Bei der Frage, ob ein unbilliges Missverhältnis iSd § 25d KSchG vorliegt, ist zwar grundsätzlich auf die Verhältnisse im Zeitpunkt des Eingehens der Verbindlichkeit des Interzedenten abzustellen; allerdings sind die wirtschaftlichen Verhältnisse des Interzedenten zum Zeitpunkt seiner Inanspruchnahme insoweit beachtlich, als sie den Umfang der Mäßigung maßgeblich beeinflussen
GZ 7 Ob 59/12w, 25.04.2012
OGH: § 25d KSchG ermöglicht die richterliche Mäßigung der von einem Verbraucher eingegangenen Verbindlichkeit in Fällen, in denen die Sittenwidrigkeit der Interzessionsvereinbarung nach den von der Rsp entwickelten Kriterien zu verneinen ist, in denen aber ein unbilliges Missverhältnis zwischen Leistungsfähigkeit und eingegangener Verbindlichkeit besteht, welches unter Berücksichtigung der Umstände des jeweils zu beurteilenden Falls eine Herabsetzung der Forderung angemessen erscheinen lässt. Bei der hier strittigen Frage, ob ein unbilliges Missverhältnis iSd § 25d KSchG vorliegt, ist zwar grundsätzlich auf die Verhältnisse im Zeitpunkt des Eingehens der Verbindlichkeit des Interzedenten abzustellen. Allerdings sind die wirtschaftlichen Verhältnisse des Interzedenten zum Zeitpunkt seiner Inanspruchnahme insoweit beachtlich, als sie den Umfang der Mäßigung maßgeblich beeinflussen. In diesem Sinn weist auch die Regierungsvorlage darauf hin, dass § 25d KSchG diejenigen Fälle, in denen der ursprünglich einkommens- und vermögenslose Mithaftende später doch zu Einkommen oder Vermögen gelangt ist, nicht erfassen solle, weil hier kein sozialer Bedarf nach einer Schutzbestimmung bestehe. Eine entsprechende teleologische Reduktion der Bestimmung ist daher geboten.
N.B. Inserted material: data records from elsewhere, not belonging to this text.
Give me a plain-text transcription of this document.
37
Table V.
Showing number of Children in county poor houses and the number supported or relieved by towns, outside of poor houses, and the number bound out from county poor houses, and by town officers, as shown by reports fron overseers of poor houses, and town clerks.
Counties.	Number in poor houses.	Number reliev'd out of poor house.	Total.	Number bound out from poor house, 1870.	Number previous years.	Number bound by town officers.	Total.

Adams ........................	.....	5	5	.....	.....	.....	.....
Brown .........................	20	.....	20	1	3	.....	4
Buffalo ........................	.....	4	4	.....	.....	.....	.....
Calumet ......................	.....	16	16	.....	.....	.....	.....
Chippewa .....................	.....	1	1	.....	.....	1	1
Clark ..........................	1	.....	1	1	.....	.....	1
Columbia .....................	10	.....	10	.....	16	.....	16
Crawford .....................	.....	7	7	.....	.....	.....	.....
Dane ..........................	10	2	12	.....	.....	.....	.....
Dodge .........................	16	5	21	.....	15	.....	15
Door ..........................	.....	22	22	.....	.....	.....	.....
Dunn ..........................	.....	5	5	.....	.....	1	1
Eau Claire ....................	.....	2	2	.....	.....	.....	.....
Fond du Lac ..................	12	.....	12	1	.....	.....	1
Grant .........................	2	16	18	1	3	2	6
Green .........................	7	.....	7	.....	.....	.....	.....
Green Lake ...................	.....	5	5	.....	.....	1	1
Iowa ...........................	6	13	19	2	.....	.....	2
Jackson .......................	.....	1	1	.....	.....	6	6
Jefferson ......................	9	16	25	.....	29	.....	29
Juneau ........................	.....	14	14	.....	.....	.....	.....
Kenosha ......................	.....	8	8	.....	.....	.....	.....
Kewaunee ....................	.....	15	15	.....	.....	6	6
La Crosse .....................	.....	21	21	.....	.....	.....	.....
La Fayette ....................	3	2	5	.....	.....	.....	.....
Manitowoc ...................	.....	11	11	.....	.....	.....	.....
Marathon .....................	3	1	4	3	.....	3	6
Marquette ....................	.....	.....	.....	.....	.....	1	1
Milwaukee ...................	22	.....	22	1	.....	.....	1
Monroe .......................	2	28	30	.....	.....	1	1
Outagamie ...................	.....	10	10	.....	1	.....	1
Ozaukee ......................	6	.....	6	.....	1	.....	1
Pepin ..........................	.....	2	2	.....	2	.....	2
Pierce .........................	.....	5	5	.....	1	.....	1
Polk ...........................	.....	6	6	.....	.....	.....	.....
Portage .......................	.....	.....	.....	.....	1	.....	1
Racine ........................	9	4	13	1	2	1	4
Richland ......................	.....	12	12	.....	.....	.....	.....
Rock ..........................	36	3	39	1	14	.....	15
Ausgehend von diesen Grundsätzen steht die Rechtsansicht des Berufungsgerichts, da die Haftung des Beklagten für den Kredit vom 17 8. 2001 (Kredit I) von den Vorinstanzen rechtskräftig verneint wurde, sei diese Kreditverpflichtung bei der Beurteilung der Leistungsfähigkeit des Beklagten hinsichtlich des Kredits II nicht zu berücksichtigen, mit oberstgerichtlicher Rsp nicht - wie der Revisionswerber meint - im Widerspruch, sondern im Einklang. Dass ein vergleichbarer Sachverhalt (die nachträgliche Verbesserung der wirtschaftlichen Lage des Interzedenten auf Grund einer gerichtlichen Entscheidung) noch nicht Gegenstand höchstgerichtlicher Judikatur war, bedeutet entgegen der Ansicht des Revisionswerbers nicht, dass die Entscheidung von der Lösung einer iSd § 502 Abs 1 ZPO erheblichen Rechtsfrage abhängt.